La necessaria gradualità di attuazione del lavoro agile nelle amministrazioni attiene pertanto in gran parte alla costruzione delle condizioni culturali e organizzative che consentono di passare da una logica di controllo della presenza (fisica, non effettiva e di attenzione) ad una di monitoraggio degli obiettivi, come descrive efficacemente Monica Parrella. E quindi con un percorso determinato ma concreto che tenga conto delle esigenze di efficacia ed efficienza delle singole attività sapendo che, come evidenziato da più ricerche, con il lavoro agile il potenziale di produttività individuale e collettivo aumenta in modo significativo.
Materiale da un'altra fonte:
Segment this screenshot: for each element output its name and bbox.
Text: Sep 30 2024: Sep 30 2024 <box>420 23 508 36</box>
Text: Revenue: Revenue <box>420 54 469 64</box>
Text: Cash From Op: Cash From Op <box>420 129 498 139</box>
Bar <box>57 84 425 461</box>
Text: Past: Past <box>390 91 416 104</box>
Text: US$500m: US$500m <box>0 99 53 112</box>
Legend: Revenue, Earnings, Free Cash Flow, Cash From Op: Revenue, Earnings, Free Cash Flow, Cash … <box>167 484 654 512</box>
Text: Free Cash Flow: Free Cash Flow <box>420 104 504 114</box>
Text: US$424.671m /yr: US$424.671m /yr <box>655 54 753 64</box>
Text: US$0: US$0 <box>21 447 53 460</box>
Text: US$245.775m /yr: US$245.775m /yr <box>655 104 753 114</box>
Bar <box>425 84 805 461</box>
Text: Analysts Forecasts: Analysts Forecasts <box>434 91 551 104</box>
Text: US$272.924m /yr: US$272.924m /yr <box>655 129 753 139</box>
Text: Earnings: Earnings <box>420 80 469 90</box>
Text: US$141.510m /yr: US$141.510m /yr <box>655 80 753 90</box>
Possiamo di conseguenza affermare che la presenza delle condizioni per il lavoro agile su tutte le attività che non ricadono nel primo gruppo, come è stato sopra identificato, è la misura della maturità di un’amministrazione nel percorso della sua “trasformazione digitale”. Per ciascuna amministrazione, l’obiettivo deve essere quello di ridurre le attività che ricadono nel secondo gruppo, facendole transitare nel terzo. E se davvero (come credo) c’è una forte correlazione tra maturità relativa alla trasformazione digitale, efficacia ed efficienza dell’amministrazione, diffusione del lavoro agile, ecco che il sostegno e l’accompagnamento alle amministrazioni dovrebbero tenerne conto, dal punto di vista delle misurazioni, della premialità, dell’organicità del supporto. Ed è molto auspicabile che questo avvenga a breve.